Technology jobs are staying open an average of 25.8 working days in 2016, according to the latest update of the DHI-DFH Mean Vacancy Duration measure.
The measure is based on the Job Openings and Labor Turnover Survey (JOLTS) in the United States, which marks job openings as filled when a job offer for an open position is accepted. (Typically, there is also a lag between the fill date and the new hire’s start date on the job, which isn’t calculated into this measure because it might throw off the results.) In April, the most recent month for which finalized data is available, technology jobs remained open for 24.8 working days, down from a revised 27.3 days in March:
In JOLTS context, the category of Professional and Business Services is used as a dataset; this includes professional, scientific, and technical activities, and incorporates the sub-category of Computer Systems Design and Related Services.

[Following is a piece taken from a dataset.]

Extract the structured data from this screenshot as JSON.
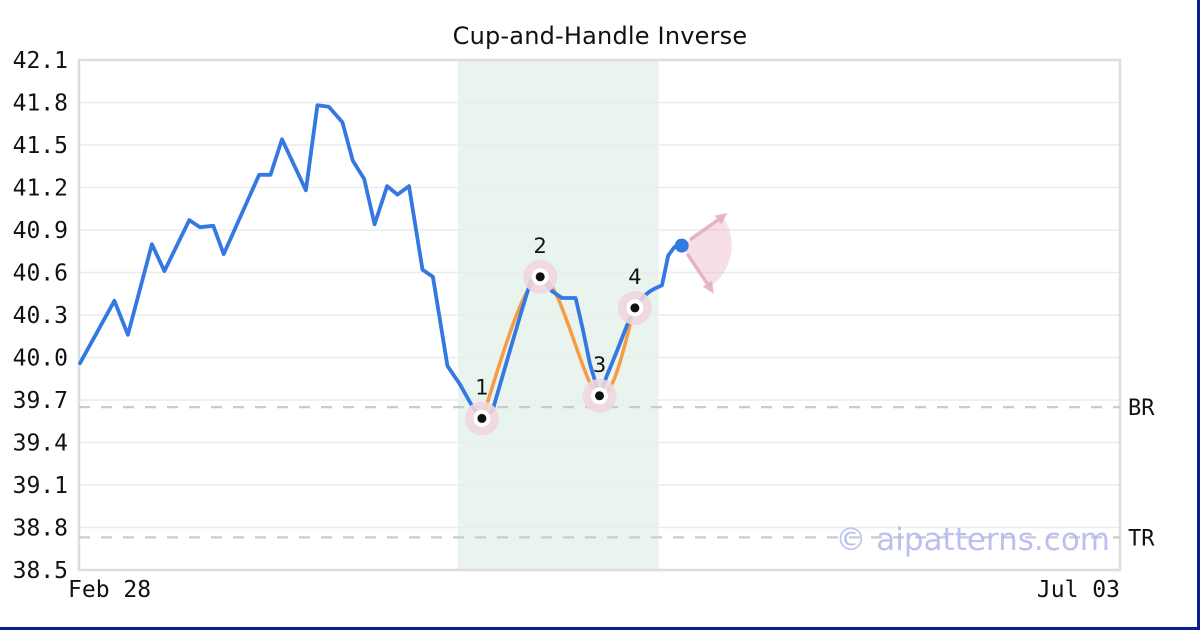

“Nearly half of tech-focused employers told us the time to hire tech professionals has lengthened relative to last year in a recent Dice survey,” said Bob Melk, President of Dice. “When asked, 40 percent of clients said they intend to hire up to 20 percent more professionals in the second half of this year. But this won’t be easy as many say there are positions they are unable to fill due to salary requirements, which also lengthens the hiring process.”
The DHI-DFH Recruiting Intensity index, which includes actions by employers to fill a job (including payments on help-wanted ads, certain recruiting methods, and more), saw the intensity of companies to fill tech jobs dip to 0.99 in April from 1.01 in March.
The DHI Hiring Indicators is a collaboration between DHI and Dr. Steven Davis, William H. Abbott Professor of International Business and Economics at the University Of Chicago Booth School Of Business and a Visiting Fellow at the Hoover Institution.